Al poner continuamente la etiqueta de «malo», lo que hacemos es deshumanizar a esas personas a la vez que negamos intentar comprenderlas. Si no entendemos a los demás, nos chocaremos contra la misma pared incesantemente: poner etiquetas no se acerca jamás a la comprensión de una situación. Y si de poner etiquetas hablamos, nuestro tiempo presente es un gran representante en cuanto que, si hoy alguien dice algo cuestionable respecto a temas considerados «incuestionables», inmediatamente le ponemos el mote de racista, fascista u homofóbico. En el camino etiquetador no entendemos nada: se trata de una demostración de nuestra incapacidad de lidiar –y comprender– con una persona que no piensa exactamente lo mismo que nosotros.
Ante semejante panorama, Marco Aurelio sostenía la existencia de dos opciones frente a la gente que consideramos «malvada»: enseñarles o soportarles. Siempre es recomendable intentar la primera: explicarle a la persona que su proceder no es correcto por los motivos correspondientes. Ahora bien, si educar no fuese posible, entonces será necesario soportarlas.
En los casos puntuales en los cuales no se puede dar un acto de comprensión y corrección mediante la sabiduría, lo que se suele hacer es apartar de la sociedad a los ciudadanos cuyos comportamientos son violentos o destructivos. En ese sentido, los estoicos no estaban en contra de usar la violencia en los casos en los que fuera estrictamente necesario, siempre y cuando se considere dicho uso como «la última opción». Podemos encontrar un paralelismo con la filosofía del cristianismo, el cual indica la máxima «odia al pecado, no al pecador»: la idea es similar en cuanto que lo que se busca teóricamente no es perseguir a la persona, sino buscar los mecanismos para impedir que vuelva a reincidir en la distorsión del orden comunitario.
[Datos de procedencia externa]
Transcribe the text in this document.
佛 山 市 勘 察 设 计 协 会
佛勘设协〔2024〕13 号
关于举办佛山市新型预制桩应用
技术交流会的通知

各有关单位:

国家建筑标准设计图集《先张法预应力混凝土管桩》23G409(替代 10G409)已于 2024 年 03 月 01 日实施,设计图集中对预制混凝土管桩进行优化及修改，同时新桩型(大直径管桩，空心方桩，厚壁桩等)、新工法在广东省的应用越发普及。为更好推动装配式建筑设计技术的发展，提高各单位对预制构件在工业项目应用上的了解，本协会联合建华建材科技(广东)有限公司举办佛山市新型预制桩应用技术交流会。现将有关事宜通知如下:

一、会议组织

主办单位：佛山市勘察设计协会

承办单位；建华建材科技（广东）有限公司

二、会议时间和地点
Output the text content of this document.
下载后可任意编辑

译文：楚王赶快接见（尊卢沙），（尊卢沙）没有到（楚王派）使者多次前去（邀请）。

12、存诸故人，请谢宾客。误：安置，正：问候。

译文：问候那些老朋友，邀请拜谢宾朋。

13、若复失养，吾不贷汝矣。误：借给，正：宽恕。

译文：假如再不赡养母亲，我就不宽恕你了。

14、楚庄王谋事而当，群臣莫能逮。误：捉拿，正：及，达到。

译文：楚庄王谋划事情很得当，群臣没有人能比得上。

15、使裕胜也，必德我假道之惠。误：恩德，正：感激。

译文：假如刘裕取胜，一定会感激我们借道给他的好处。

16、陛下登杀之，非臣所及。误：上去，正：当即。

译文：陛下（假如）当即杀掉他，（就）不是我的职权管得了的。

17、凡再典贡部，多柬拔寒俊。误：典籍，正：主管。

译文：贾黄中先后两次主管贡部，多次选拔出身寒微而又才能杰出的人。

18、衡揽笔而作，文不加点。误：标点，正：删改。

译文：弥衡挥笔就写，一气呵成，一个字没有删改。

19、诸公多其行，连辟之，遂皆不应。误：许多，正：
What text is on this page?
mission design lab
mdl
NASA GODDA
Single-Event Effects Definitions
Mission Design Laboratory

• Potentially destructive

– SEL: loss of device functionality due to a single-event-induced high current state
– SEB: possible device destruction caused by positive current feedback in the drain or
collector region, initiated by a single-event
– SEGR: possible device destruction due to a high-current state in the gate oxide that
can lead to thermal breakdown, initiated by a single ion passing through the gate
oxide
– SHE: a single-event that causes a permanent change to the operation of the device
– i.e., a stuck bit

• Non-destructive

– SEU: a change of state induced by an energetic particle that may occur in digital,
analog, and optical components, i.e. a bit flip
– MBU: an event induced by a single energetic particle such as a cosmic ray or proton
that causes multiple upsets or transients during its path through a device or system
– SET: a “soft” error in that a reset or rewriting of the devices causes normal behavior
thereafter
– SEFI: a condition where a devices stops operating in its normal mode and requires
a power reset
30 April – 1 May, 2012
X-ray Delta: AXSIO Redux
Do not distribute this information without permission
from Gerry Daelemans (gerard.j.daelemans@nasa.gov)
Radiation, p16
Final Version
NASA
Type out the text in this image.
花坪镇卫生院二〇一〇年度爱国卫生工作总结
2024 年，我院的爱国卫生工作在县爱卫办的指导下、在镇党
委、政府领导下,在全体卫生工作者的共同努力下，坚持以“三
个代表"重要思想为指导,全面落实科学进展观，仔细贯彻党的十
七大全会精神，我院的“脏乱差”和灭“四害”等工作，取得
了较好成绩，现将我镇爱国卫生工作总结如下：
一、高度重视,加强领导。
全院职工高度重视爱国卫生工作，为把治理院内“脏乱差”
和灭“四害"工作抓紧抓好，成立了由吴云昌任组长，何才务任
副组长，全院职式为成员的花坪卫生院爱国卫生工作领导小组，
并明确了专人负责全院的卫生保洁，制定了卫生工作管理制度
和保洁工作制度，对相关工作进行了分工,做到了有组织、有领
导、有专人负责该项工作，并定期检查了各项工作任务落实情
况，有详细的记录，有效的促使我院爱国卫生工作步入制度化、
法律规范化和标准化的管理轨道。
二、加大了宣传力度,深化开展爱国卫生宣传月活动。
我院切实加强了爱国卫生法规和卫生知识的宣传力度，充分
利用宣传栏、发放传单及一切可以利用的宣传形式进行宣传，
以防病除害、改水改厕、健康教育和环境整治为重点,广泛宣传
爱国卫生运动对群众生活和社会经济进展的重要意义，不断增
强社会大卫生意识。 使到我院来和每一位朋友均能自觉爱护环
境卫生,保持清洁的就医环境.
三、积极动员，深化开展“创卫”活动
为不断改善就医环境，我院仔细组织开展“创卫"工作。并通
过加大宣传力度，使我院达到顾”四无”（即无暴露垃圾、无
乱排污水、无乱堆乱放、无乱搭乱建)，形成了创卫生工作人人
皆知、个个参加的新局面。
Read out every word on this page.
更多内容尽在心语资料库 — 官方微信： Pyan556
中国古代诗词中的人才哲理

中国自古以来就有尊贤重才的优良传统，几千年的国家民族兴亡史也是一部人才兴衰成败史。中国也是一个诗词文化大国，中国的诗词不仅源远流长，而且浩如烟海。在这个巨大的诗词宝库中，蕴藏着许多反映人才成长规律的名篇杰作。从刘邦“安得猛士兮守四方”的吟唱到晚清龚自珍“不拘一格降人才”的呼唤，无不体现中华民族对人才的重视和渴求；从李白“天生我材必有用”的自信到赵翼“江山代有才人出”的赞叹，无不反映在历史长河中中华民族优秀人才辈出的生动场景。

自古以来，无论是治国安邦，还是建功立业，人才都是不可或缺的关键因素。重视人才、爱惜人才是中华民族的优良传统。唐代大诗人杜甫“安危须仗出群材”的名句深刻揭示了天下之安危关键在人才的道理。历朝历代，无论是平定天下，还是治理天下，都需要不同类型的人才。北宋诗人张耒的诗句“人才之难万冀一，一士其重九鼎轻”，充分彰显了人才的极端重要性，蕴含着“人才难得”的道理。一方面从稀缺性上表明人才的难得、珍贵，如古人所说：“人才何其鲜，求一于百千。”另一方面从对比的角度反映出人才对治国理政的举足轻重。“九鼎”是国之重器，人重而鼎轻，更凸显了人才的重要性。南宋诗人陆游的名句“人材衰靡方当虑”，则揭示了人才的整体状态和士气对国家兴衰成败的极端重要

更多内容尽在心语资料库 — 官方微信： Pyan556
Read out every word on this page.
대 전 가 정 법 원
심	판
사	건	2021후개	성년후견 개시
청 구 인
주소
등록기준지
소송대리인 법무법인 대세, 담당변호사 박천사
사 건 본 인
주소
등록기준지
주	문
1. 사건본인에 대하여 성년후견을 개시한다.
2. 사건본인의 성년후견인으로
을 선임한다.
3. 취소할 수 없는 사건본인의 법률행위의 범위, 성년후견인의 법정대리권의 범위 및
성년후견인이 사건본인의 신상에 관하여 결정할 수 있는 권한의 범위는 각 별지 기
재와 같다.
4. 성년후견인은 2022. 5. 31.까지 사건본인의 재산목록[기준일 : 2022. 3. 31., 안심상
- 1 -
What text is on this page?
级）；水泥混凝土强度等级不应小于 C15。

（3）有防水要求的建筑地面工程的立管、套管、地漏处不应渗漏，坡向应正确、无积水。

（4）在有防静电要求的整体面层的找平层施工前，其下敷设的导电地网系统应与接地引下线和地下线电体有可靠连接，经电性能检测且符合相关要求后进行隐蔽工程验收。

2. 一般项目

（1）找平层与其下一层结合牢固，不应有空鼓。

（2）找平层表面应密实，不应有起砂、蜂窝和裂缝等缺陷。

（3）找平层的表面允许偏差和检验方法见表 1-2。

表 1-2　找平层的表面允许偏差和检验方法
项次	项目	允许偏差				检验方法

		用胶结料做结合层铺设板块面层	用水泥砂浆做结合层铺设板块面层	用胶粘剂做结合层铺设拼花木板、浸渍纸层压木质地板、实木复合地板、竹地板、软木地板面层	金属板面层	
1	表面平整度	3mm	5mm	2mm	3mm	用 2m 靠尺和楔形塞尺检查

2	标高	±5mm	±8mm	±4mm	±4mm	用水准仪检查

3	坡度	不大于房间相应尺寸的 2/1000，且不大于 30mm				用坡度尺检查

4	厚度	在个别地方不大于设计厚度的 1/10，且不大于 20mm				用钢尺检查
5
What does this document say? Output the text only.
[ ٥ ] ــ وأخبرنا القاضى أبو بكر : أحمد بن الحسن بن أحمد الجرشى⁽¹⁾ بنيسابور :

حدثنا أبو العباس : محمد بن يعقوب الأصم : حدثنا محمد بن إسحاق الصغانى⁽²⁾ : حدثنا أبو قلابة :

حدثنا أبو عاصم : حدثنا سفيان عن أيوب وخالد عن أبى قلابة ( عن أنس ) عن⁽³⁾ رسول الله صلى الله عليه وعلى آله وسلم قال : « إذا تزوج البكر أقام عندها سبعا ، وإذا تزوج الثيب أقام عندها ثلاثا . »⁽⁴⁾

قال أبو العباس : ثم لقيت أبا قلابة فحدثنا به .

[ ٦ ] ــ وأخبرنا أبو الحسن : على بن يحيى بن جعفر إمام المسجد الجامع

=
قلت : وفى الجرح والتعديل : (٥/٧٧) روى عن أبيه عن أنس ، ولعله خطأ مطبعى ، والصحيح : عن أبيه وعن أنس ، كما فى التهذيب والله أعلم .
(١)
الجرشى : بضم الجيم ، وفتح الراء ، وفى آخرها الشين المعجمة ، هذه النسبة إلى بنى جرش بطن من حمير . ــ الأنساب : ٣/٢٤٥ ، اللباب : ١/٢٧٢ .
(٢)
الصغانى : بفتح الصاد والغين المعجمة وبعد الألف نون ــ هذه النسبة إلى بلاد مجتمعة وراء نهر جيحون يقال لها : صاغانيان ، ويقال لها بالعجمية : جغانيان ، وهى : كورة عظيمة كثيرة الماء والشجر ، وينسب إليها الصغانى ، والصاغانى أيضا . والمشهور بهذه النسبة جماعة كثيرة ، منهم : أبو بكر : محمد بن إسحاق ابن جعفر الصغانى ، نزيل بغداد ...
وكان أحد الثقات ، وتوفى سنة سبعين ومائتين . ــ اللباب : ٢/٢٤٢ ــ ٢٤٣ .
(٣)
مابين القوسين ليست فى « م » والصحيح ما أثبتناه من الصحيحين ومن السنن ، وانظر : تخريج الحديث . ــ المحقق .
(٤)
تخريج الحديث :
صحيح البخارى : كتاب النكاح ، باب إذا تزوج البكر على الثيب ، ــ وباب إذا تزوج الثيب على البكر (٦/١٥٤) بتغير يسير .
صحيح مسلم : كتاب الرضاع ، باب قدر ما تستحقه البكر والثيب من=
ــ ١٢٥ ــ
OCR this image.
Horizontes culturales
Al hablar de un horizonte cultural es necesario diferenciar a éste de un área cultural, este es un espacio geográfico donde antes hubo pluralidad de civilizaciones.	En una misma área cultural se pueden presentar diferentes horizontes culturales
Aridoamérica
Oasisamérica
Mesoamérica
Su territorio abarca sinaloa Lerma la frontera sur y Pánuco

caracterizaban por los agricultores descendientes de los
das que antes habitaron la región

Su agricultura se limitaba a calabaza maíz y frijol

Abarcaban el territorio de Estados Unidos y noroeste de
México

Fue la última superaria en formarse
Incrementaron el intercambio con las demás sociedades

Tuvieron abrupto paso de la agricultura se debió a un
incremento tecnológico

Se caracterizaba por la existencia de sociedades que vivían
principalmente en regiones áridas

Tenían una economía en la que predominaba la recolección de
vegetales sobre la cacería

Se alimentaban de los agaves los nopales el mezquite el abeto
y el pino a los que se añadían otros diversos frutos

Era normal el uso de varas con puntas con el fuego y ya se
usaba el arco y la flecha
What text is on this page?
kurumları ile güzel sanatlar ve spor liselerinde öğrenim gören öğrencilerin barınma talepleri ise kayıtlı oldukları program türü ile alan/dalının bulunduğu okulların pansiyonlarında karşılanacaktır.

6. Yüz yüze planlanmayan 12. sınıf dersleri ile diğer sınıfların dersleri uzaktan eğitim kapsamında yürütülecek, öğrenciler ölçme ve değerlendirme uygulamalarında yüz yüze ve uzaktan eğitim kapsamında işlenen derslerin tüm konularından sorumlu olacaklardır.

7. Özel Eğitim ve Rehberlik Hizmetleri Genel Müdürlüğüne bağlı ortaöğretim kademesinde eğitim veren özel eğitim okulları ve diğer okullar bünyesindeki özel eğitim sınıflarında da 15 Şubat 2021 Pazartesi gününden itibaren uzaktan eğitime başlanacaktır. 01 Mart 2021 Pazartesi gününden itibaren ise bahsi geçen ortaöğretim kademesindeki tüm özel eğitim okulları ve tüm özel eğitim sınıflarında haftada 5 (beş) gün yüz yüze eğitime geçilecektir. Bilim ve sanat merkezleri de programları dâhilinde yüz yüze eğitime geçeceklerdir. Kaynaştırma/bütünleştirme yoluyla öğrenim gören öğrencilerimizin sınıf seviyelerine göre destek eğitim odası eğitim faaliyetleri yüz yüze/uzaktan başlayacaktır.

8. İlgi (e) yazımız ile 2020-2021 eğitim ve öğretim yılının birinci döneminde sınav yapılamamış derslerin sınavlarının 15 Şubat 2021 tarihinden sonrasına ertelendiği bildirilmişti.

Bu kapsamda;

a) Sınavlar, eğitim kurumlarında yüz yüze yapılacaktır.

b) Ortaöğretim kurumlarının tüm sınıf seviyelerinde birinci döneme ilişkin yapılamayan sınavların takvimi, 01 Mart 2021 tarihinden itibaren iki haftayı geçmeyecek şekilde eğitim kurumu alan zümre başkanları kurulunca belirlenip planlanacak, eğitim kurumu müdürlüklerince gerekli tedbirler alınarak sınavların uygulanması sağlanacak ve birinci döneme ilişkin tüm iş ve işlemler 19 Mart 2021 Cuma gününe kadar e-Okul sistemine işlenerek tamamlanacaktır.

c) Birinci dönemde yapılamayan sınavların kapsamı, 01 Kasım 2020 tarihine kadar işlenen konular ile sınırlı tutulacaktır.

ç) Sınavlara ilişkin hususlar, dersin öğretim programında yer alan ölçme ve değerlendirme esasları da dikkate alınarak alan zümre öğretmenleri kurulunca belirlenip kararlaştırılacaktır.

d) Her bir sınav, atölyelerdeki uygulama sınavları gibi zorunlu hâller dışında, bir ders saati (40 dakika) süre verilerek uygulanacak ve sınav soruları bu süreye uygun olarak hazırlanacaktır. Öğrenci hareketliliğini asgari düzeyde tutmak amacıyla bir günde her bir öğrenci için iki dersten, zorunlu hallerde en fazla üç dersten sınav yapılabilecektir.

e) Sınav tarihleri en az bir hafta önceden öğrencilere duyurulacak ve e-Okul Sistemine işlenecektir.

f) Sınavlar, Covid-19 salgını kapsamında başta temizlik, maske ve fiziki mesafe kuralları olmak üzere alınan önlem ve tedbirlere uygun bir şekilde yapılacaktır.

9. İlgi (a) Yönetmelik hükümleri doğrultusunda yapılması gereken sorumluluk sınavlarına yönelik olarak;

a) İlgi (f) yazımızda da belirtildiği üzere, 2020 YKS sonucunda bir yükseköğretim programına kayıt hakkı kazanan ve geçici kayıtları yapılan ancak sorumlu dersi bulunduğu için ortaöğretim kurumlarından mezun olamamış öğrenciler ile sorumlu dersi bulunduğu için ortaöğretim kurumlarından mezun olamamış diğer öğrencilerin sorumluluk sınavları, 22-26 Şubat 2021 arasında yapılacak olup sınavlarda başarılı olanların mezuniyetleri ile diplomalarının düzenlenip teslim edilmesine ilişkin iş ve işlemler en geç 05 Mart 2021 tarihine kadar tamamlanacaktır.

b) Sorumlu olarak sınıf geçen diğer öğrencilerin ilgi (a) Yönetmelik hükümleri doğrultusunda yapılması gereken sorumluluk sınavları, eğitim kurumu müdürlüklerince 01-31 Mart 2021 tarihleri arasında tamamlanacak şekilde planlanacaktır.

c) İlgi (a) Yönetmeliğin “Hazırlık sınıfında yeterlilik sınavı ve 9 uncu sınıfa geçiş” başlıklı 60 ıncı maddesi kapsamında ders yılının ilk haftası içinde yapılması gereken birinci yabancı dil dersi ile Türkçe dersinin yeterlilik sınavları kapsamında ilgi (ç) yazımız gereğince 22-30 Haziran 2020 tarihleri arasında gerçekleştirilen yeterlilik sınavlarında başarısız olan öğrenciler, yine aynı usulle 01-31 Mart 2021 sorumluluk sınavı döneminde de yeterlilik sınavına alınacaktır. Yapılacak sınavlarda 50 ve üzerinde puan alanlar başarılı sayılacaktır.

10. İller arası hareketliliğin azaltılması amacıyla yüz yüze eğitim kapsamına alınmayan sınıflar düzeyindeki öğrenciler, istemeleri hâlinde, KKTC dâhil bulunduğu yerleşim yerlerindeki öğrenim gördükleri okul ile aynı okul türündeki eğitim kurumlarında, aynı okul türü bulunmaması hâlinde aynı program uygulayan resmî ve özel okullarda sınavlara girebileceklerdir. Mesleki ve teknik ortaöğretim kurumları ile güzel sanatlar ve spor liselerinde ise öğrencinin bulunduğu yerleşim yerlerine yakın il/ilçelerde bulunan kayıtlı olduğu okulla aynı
Lo fundamental de esta idea, que subyace desde los estoicos y pasa por el cristianismo –y en cierto punto llega (distorsionado) a nuestros días–, es la carga moral de la acusación constante como excusa para no solucionar los problemas reales.
La práctica de acusar con facilidad y sin ningún tipo de cuestionamiento ha derivado en lo que suele llamarse «caza de brujas», que no es más que el estado en el que se encuentra una comunidad en el que la simple acusación sin pruebas y su correspondiente sentencia forman parte de la cotidianidad y la naturalización de injusticias que gestan en sectores de la sociedad un profundo resentimiento. Acompañada la etiqueta fácil de sujetos que piensan de manera distinta al discurso hegemónico, la práctica habitual del ciudadano común de atacar a las personas y nunca discutir lo que estas argumentan no hace otra cosa que instalar un régimen autoritario que, mientras victimiza al victimario, hunde en el ostracismo a cualquiera que tenga el valor de decir amablemente: «No estoy de acuerdo contigo, estos son mis argumentos».